Ao contrário de outras criações do balé imperial russo que se celebrizaram pela sua unidade estética como o Lago dos Cisnes e A Bela Adormecida, O Corsário não é uma partitura especialmente brilhante.

E atravessou os anos como um mix musical de trechos de AdamPugni, DelibesDrigo e Oldenburg, mantendo uma maior fidelidade à linha condutora da coreografia original de Petipa, no caso das versões russas, desde a era soviética até o terceiro milênio.

Inspirado num poema de Lord Byron, com um enredo de amor, intrigas, raptos, fugas, em tramas paralelas ambientadas nos embates entre gregos e otomanos, escravos e piratas, usa seus extensos três atos para a exibicionismo da técnica clássica, ao lado de danças a caráter e muita pantomima.

Na turnê 2014 do Balé do Teatro Mariinsky, há que se notar a fidelidade absoluta ao acadêmico tradicionalismo do período soviético, com seus cenários e figurinos com um sotaque de cinema technicolor e uma companhia que ainda traz a nostálgica lembrança de anos em que o governo soviético investia pesado no balé como sua arte maior.

Se houve um deslize nas apresentações cariocas, foi a presença de uma orquestra sinfônica provinciana e sem a maturidade suficiente para dar peso a uma partitura de vários compositores com acordes específicos, embora próximos pela identificação com a  linguagem clássico/romântica.

Um desequilíbrio que prejudicou nos andamentos técnicos dos bailarinos, tanto nas variações como também nas cenas de conjuntos, roubando boa parte do brilho necessário à performance.

Por outro lado, uma certa frieza da plateia só foi resgatada com o Grand Pas de Deux a Trois (particularidade da tradição russa), onde houve linearidade perfeita e elegância dos movimentos dos bailarinos Konstantin Zverev e Oxana Skorik .

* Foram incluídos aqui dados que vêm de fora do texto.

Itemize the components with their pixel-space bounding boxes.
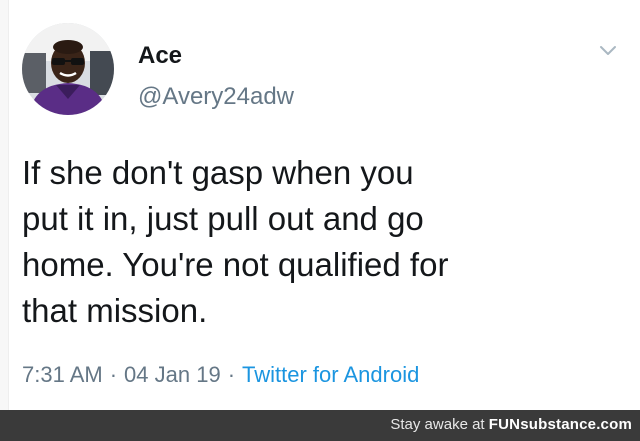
chevron-down-icon[interactable]	[597, 40, 619, 60]
tweet-time[interactable]: 7:31 AM	[22, 362, 103, 387]
meta-separator: ·	[227, 362, 236, 387]
tweet-meta: 7:31 AM · 04 Jan 19 · Twitter for Android	[22, 362, 419, 388]
tweet-source-link[interactable]: Twitter for Android	[242, 362, 419, 387]
author-handle[interactable]: @Avery24adw	[138, 83, 294, 111]
tweet-text: If she don't gasp when you put it in, ju…	[22, 150, 612, 334]
meta-separator: ·	[109, 362, 118, 387]
watermark-bar: Stay awake at FUNsubstance.com	[0, 410, 640, 441]
tweet-card: Ace @Avery24adw If she don't gasp when y…	[0, 0, 640, 410]
watermark-prefix: Stay awake at	[390, 416, 489, 433]
tweet-text-line: If she don't gasp when you	[22, 154, 414, 191]
tweet-text-line: put it in, just pull out and go	[22, 200, 424, 237]
screenshot-page: Ace @Avery24adw If she don't gasp when y…	[0, 0, 640, 441]
tweet-date[interactable]: 04 Jan 19	[124, 362, 221, 387]
watermark-brand: FUNsubstance.com	[488, 416, 632, 433]
tweet-text-line: home. You're not qualified for	[22, 246, 449, 283]
avatar[interactable]	[22, 23, 114, 115]
tweet-text-line: that mission.	[22, 292, 208, 329]
avatar-image	[22, 23, 114, 115]
author-name[interactable]: Ace	[138, 42, 182, 70]
watermark-text: Stay awake at FUNsubstance.com	[390, 416, 632, 433]
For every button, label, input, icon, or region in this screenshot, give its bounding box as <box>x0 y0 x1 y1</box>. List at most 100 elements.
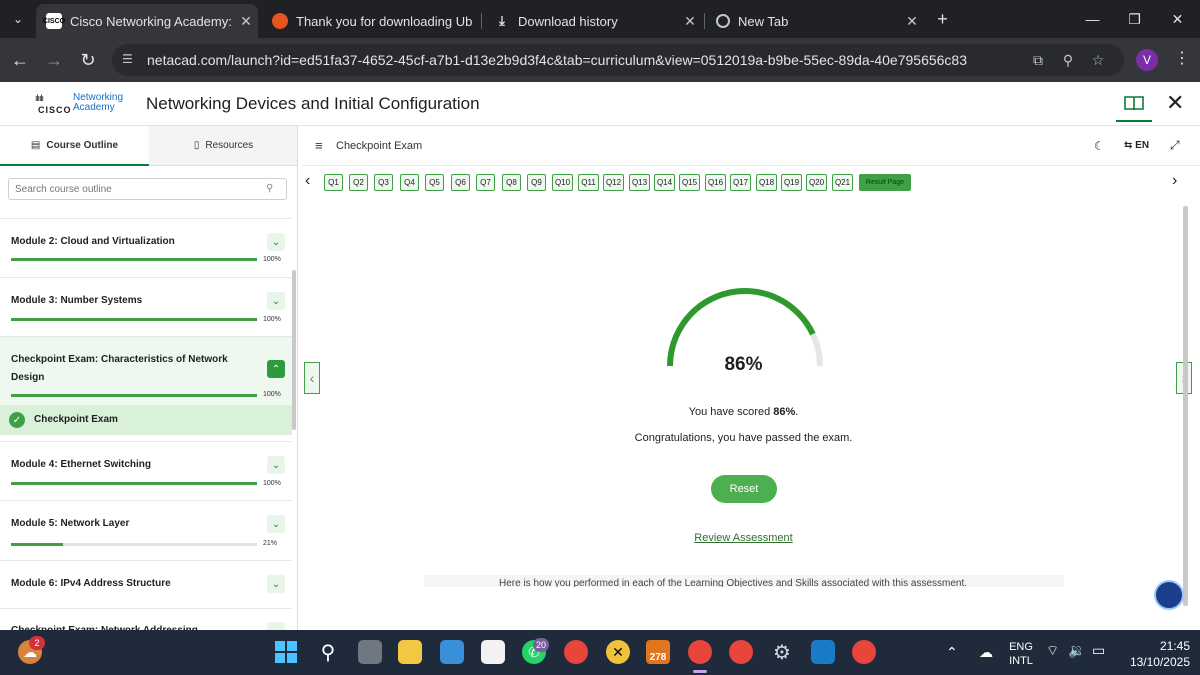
next-question-icon[interactable]: › <box>1172 172 1177 190</box>
battery-icon[interactable]: ▭ <box>1092 642 1105 659</box>
cisco-networking-academy-logo[interactable]: ılıılı CISCO Networking Academy <box>35 93 125 117</box>
tab-course-outline[interactable]: ▤ Course Outline <box>0 126 149 166</box>
sub-item-checkpoint-exam[interactable]: ✓ Checkpoint Exam <box>0 405 292 435</box>
module-item[interactable]: Module 5: Network Layer ⌄ 21% <box>0 500 292 560</box>
question-button-q3[interactable]: Q3 <box>374 174 393 191</box>
settings-gear-icon[interactable]: ⚙ <box>770 640 794 664</box>
onedrive-icon[interactable]: ☁ <box>974 640 998 664</box>
module-item-checkpoint[interactable]: Checkpoint Exam: Characteristics of Netw… <box>0 336 292 405</box>
chevron-down-icon[interactable]: ⌄ <box>267 575 285 593</box>
clock[interactable]: 21:45 13/10/2025 <box>1118 638 1190 670</box>
chevron-down-icon[interactable]: ⌄ <box>267 515 285 533</box>
module-item[interactable]: Module 6: IPv4 Address Structure ⌄ <box>0 560 292 608</box>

E em maior nível, com a notável plástica das mãos sobre os ombros e a altivez escultórica na tessitura estética do bailarino Vladimir Shklyarov, sem dúvida a grande surpresa do espetáculo.

                                            Wagner Corrêa de Araújo


O CORSÁRIO. BALÉ DO TEATRO MARIINSKY. Novembro 2014. Theatro Municipal/RJ.